Colette dried her eyes with the back of her sleeve. ‘I don’t know. She was very independent. She did all her own shopping, never came to the mall with us. She never quite turned her back on her hippy years. She drove out to California in a VW van in the sixties and met her first husband there. Smoked too much pot and burned her bra. She thought she was liberated. I thought she was ridiculous.’
‘Well, thanks anyway,’ said Lea, turning to go. A thought struck her. ‘How much longer are they going to keep Ben in?’
‘I don’t know yet. Mostly he sleeps. If he doesn’t start his rehabilitation therapy soon the doctors are worried that his long-term prospects will be affected.’
‘When is his birthday?’
‘Not for another two months. Why do you want to know if Rachel was buying gifts?’
Lea shook her head. ‘Sorry, it’s just something she mentioned, a crazy idea. It’s really nothing.’
‘She sent a hideous sweater to her brother John in Ohio, and it was Norah’s birthday the week she before died,’ Colette volunteered. ‘Rachel doted on her, always spent way too much money.’
‘What did she get her?’
‘A new laptop. Norah maxed out the memory on her old one. Rachel took it to the beach house to surprise her.’
‘Why there?’
‘Your husband had his carpenters come in and set everything up. You must know more about it than me.’
‘No—I don’t.’
‘Norah shouted at me because I unplugged the cables in her bedroom to clean behind the desk. So I suggested she went to hang out with your daughter at the beach house in the evenings, while Roy and Ben were finishing up.’
‘I knew Roy said that Cara could take friends there. The sweater for her brother—she posted it?
‘No. She hated waiting in line at the post office and she was near the resort. I think she took it to Ben to post. You know, using the internal system.’
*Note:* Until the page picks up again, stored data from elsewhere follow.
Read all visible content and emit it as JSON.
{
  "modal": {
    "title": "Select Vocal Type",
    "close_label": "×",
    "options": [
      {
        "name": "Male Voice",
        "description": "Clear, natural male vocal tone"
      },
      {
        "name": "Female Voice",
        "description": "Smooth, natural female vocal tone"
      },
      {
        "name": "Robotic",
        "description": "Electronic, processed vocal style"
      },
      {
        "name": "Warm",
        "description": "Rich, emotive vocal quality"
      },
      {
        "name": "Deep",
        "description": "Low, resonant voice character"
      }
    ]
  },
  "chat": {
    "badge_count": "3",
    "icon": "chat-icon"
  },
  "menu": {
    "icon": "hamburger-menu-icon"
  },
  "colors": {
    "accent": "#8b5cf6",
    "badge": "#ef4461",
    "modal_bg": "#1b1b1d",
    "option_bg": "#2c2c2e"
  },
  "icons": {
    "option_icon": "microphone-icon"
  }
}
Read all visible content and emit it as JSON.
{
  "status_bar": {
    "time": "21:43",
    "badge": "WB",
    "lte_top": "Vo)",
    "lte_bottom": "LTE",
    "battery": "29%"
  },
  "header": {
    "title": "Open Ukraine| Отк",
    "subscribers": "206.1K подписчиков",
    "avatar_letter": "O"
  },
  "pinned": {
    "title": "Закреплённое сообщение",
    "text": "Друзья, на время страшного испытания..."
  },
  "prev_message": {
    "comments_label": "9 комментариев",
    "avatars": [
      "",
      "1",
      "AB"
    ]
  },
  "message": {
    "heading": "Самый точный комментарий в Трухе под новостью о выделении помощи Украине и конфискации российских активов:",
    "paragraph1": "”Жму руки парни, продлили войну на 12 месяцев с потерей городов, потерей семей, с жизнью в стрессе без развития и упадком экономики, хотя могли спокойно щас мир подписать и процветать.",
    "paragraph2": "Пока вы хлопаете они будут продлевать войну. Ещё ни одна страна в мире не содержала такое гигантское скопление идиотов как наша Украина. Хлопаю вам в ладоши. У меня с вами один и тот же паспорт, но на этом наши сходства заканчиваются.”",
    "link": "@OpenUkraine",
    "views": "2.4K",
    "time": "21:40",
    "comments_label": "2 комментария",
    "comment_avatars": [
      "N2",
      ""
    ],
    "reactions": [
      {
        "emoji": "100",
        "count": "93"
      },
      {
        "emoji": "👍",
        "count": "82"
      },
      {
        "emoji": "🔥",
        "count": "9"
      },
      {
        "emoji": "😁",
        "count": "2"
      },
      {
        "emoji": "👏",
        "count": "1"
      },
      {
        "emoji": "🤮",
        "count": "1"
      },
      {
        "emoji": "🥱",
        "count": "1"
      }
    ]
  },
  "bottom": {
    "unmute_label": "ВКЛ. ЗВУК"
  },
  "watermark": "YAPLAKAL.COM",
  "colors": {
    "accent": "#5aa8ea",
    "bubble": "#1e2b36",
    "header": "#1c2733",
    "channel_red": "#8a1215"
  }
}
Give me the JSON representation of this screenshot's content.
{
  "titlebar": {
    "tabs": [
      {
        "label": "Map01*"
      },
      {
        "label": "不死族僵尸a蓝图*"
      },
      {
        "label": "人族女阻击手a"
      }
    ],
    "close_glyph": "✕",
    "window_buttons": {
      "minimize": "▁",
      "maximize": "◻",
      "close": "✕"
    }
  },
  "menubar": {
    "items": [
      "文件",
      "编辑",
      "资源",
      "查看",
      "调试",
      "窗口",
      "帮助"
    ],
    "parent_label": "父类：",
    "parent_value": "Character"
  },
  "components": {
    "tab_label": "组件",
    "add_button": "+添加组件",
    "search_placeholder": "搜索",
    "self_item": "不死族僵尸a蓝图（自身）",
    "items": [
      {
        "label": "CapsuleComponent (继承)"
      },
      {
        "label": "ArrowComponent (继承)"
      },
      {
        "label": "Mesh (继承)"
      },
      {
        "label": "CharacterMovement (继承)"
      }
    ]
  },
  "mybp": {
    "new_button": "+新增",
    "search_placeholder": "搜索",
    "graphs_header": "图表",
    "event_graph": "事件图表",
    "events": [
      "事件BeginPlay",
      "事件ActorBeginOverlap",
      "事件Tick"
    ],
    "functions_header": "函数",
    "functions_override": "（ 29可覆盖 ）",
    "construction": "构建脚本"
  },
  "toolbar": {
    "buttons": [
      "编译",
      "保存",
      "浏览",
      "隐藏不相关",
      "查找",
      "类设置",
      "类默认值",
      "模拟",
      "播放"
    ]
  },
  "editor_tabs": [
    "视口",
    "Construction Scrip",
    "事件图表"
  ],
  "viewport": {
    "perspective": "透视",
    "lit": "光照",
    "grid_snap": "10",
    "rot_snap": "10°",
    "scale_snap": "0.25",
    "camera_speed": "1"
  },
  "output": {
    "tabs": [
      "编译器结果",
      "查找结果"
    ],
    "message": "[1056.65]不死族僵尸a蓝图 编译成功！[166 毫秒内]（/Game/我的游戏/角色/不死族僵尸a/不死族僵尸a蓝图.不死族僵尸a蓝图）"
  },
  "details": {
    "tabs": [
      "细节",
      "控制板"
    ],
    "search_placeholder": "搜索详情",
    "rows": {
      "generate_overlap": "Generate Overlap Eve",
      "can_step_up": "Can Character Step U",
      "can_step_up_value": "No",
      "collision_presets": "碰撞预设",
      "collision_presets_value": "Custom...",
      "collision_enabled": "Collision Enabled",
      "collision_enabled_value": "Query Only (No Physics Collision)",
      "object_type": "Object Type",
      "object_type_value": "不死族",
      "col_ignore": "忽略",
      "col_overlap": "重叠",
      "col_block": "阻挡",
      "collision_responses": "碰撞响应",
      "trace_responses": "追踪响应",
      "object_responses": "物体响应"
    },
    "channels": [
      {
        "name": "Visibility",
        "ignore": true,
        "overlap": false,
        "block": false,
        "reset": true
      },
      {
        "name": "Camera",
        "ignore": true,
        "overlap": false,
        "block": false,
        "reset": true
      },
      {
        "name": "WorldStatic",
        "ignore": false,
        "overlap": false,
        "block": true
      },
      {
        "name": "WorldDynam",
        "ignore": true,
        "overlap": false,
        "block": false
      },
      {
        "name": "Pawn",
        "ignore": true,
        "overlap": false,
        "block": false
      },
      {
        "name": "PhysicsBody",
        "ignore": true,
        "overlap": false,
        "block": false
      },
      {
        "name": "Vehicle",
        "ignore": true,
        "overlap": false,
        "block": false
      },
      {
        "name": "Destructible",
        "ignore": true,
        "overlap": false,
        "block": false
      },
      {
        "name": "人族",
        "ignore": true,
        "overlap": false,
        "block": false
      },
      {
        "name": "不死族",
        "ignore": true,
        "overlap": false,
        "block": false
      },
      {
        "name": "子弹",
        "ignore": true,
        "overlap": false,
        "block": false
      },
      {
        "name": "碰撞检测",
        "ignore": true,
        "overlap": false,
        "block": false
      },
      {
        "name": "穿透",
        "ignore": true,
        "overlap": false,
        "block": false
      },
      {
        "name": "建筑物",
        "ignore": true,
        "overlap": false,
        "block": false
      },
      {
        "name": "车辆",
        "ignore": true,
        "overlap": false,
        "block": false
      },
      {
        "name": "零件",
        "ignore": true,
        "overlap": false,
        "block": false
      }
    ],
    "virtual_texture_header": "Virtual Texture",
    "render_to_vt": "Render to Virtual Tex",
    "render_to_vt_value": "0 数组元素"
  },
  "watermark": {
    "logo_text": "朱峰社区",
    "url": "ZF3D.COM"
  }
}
‘Thanks, Colette. I’ll catch you later.’
She stepped outside into the heat-bath, and darted back to the lighter chill of her own house. In the hallway she stopped and caught sight of herself in the mirror.
Colette thought her mother-in-law was crazy. But she hadn’t been crazy. She’d been frightened. She’d gone to the North Tower to give Ben the package containing the sweater. Then she had returned home and written an inscription to Lea in the book of fantastical nonsense. What had happened in between those two events?
Her skin prickled in the air-conditioned chill of the kitchen. Rachel couldn’t risk coming to talk to her. She feared she was going mad, or feared something else. Something within the resort’s maze of tailored lawns, flowerbeds and fountains. Something hidden in plain sight that she alone had spotted.
The evening light was fading. Lea picked up Rachel’s book, searched for her car keys and headed to the garage.